Oh, and, if he missed, I’m sure the tape wouldn’t have made its way around. There were no local crews at the game. I also am pretty sure he would have shot less, and they would have looked for a layup opportunity. But, what’s the point? Do you not give him the chance in case he misses? Regardless, that’s not how it worked, and it’s a great story that will soon make a wonderful movie. He seems like a great kid that’s worthy of this attention and then some.

— added by Anonymous on Tuesday, March 7, 2006 at 2:31 pm

Dear Readers –
You are all welcome to post diverse opinions here, but if they attack someone else viscerally, I will remove them. I never mind a good debate, but debate is about making skilled arguments, not slinging mud. I do not believe in censorship, but I do believe in civility.

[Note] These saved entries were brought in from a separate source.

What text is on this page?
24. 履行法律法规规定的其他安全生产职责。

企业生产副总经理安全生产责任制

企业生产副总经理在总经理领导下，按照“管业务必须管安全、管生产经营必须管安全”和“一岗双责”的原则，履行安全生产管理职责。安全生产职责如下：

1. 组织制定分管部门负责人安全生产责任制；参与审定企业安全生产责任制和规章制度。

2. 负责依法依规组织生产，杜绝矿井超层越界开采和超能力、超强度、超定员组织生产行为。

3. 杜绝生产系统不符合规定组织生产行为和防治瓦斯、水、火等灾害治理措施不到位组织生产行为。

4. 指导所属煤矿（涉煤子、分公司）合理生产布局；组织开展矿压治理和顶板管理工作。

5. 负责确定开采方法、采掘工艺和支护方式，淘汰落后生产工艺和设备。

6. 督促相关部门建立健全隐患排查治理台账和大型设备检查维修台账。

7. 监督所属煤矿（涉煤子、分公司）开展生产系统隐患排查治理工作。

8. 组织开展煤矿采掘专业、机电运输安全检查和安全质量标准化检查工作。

— added by Susan Senator on Saturday, March 11, 2006 at 11:16 am

I agree with Pete. And I can speak from both sides. I have a 10 year old son, Joshua, diagnosed with autism….who is obsessed with basketball and can shoot a basketball and make it every time, without even looking. When you love and practice enough at something, you become good at it, as I feel sure is the case with Jason. You can analyze statistics all you want, but our kids tend to latch onto something and become extraordinary at it, whether it is a sport or tearing apart a radio and putting it together again. With Joshua, he will never be able to “play the game” because of all the strategy and confusion the game takes on. As for Coach Johnson, good for him. He gave a great gift to Jason and his family. As for you, Ken, maybe God will bless you with a child with a disability one day, and you can be as thankful as the rest of us for any opportunity that he or she does not get on a normal day because of ignorances of our society. And even if Jason would not made all of those shots….I can guarantee you that the thrill of being able to play would have made his year, media hype or not. It’s funny that even a losing team such as the opposing team, saw the joy in these moments, even when others are unable to.

— added by Angie on Sunday, March 19, 2006 at 3:35 pm

there is nothing divine, godly, or unexplainable about this. sure, he did something really good, but he IS NOT as autistic as they make him out to be. He leads a very normal life and has very normal friends, but his learning abilities are slightly below average. i know kids who ARENT autistic who are idiots compared to him.